Although Trump is advancing policies through executive orders, their effectiveness may also face procedural impacts. For example, on January 20, Trump signed an executive order that effectively abolished birthright citizenship under the Fourteenth Amendment of the U.S. Constitution, but this move was subsequently blocked by a federal judge on the grounds of “obvious unconstitutionality.”
U.S. SEC Officially Withdraws Crypto Accounting Policy SAB 121
At the same time as the White House issued the executive order, the SEC is also working to reverse the previous cryptocurrency regulatory model.
On January 24, the U.S. Securities and Exchange Commission (SEC) released a new Staff Accounting Bulletin, announcing the withdrawal of the controversial SAB 121. “Staff reminds all entities that they must still comply with existing disclosure requirements to inform investors of the obligations entities have for safeguarding crypto assets for others,” the announcement stated.
SAB 121 required banks and other public companies to include customer crypto assets on their own balance sheets. SAB 122, on the other hand, “rescinded previous interpretive guidance” and directed companies to follow the rules of the Financial Accounting Standards Board (FASB) or relevant provisions of International Financial Reporting Standards.

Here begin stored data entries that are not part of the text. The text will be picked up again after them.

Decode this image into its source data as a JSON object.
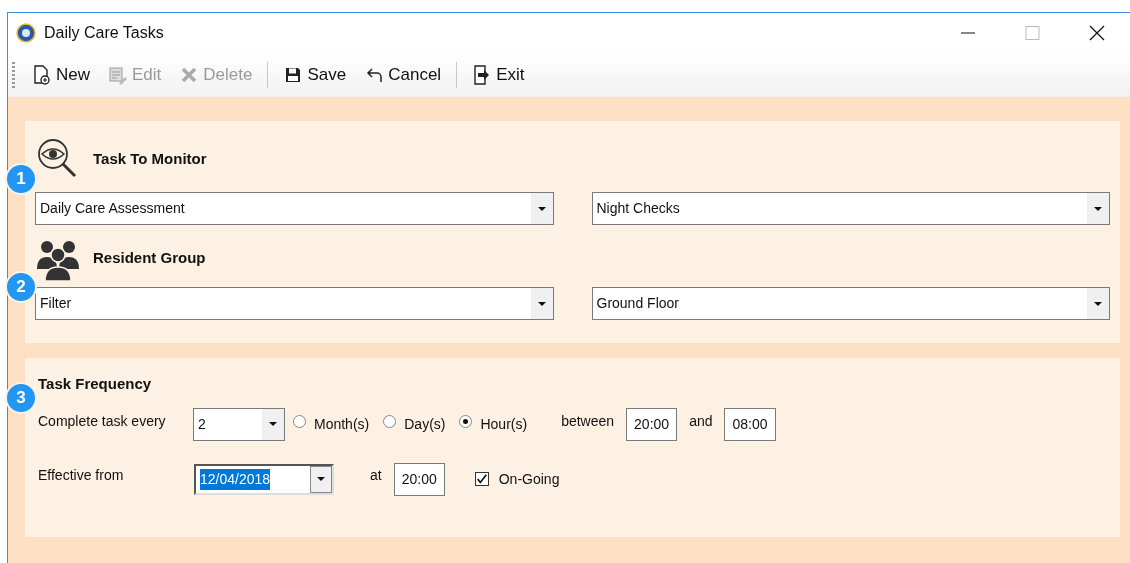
{
  "window": {
    "title": "Daily Care Tasks"
  },
  "toolbar": [
    [
      {
        "kind": "new",
        "label": "New",
        "disabled": false
      },
      {
        "kind": "edit",
        "label": "Edit",
        "disabled": true
      },
      {
        "kind": "delete",
        "label": "Delete",
        "disabled": true
      }
    ],
    [
      {
        "kind": "save",
        "label": "Save",
        "disabled": false
      },
      {
        "kind": "cancel",
        "label": "Cancel",
        "disabled": false
      }
    ],
    [
      {
        "kind": "exit",
        "label": "Exit",
        "disabled": false
      }
    ]
  ],
  "selection_panel": [
    {
      "kind": "task",
      "step": "1",
      "title": "Task To Monitor",
      "dropdowns": [
        "Daily Care Assessment",
        "Night Checks"
      ]
    },
    {
      "kind": "group",
      "step": "2",
      "title": "Resident Group",
      "dropdowns": [
        "Filter",
        "Ground Floor"
      ]
    }
  ],
  "frequency": {
    "step": "3",
    "title": "Task Frequency",
    "every_label": "Complete task every",
    "every_value": "2",
    "units": [
      {
        "label": "Month(s)",
        "selected": false
      },
      {
        "label": "Day(s)",
        "selected": false
      },
      {
        "label": "Hour(s)",
        "selected": true
      }
    ],
    "between_label": "between",
    "between_from": "20:00",
    "and_label": "and",
    "between_to": "08:00",
    "effective_label": "Effective from",
    "effective_date": "12/04/2018",
    "effective_date_highlighted": true,
    "at_label": "at",
    "at_value": "20:00",
    "ongoing": {
      "label": "On-Going",
      "checked": true
    }
  }
}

Since its introduction in March 2022, SAB 121 has been controversial, having been supported by former SEC Chair Gary Gensler, who stated that this regulation could protect investors in bankruptcy cases. “We have repeatedly found in bankruptcy court that bankruptcy courts have ruled that crypto assets are not assets that can avoid bankruptcy risk,” he said in a 2023 interview with Reuters.
SAB 121 was released at the end of March 2022, aiming to better protect investors and detailing how companies should account for custodial services for crypto assets. Due to the unique risks associated with crypto assets, staff believed that companies should record a liability and corresponding asset on their balance sheets at fair value.

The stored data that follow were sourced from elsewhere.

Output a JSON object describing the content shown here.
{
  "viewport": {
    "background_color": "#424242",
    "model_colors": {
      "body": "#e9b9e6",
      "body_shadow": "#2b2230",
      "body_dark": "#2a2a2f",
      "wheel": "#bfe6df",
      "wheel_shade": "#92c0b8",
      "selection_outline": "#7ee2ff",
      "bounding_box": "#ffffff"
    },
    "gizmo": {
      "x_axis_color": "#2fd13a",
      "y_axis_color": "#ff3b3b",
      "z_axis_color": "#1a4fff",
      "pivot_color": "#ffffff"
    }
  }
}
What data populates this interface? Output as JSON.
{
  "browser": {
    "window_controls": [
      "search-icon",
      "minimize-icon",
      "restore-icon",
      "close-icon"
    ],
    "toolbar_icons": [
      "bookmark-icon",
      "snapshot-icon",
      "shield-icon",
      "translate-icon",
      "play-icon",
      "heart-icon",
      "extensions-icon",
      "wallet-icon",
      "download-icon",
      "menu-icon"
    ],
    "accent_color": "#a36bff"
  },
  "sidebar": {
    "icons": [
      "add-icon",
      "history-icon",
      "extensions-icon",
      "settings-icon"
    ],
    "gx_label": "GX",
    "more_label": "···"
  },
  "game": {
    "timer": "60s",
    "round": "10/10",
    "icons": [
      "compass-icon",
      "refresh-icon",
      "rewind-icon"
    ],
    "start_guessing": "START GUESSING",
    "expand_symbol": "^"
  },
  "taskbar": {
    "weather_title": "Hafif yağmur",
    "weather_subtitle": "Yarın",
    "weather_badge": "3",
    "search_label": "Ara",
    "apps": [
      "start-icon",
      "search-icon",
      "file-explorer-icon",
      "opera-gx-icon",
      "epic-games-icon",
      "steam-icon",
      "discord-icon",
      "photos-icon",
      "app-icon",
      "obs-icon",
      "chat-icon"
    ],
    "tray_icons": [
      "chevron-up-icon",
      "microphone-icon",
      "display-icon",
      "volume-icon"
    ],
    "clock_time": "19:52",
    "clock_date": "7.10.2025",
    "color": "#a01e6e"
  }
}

In simple terms, if a bank holds $1 billion worth of Bitcoin for clients, they must hold $1 billion in cash to offset this “liability” on their balance sheet. The cryptocurrency industry has been generally concerned that it could prevent banks from holding digital assets, effectively excluding banks from the crypto market.
Last year, SAB 121 became the subject of a Congressional Review Act resolution, which passed Congress but was vetoed by then-President Biden. Now, the SEC's withdrawal of the SAB 121 policy marks a significant change in the regulation of the crypto industry.
Currently, with Trump signing the crypto executive order and the SEC announcing the withdrawal of SAB 121, the U.S. cryptocurrency regulatory landscape has reached a milestone. This series of measures brings more regulatory clarity to the industry and instills new expectations for the future in the market. The transition will still take time, and it remains to be seen whether the Trump administration can continue to implement its commitments and how it will further advance the digital asset reserve plan, which is still worth close attention from the industry.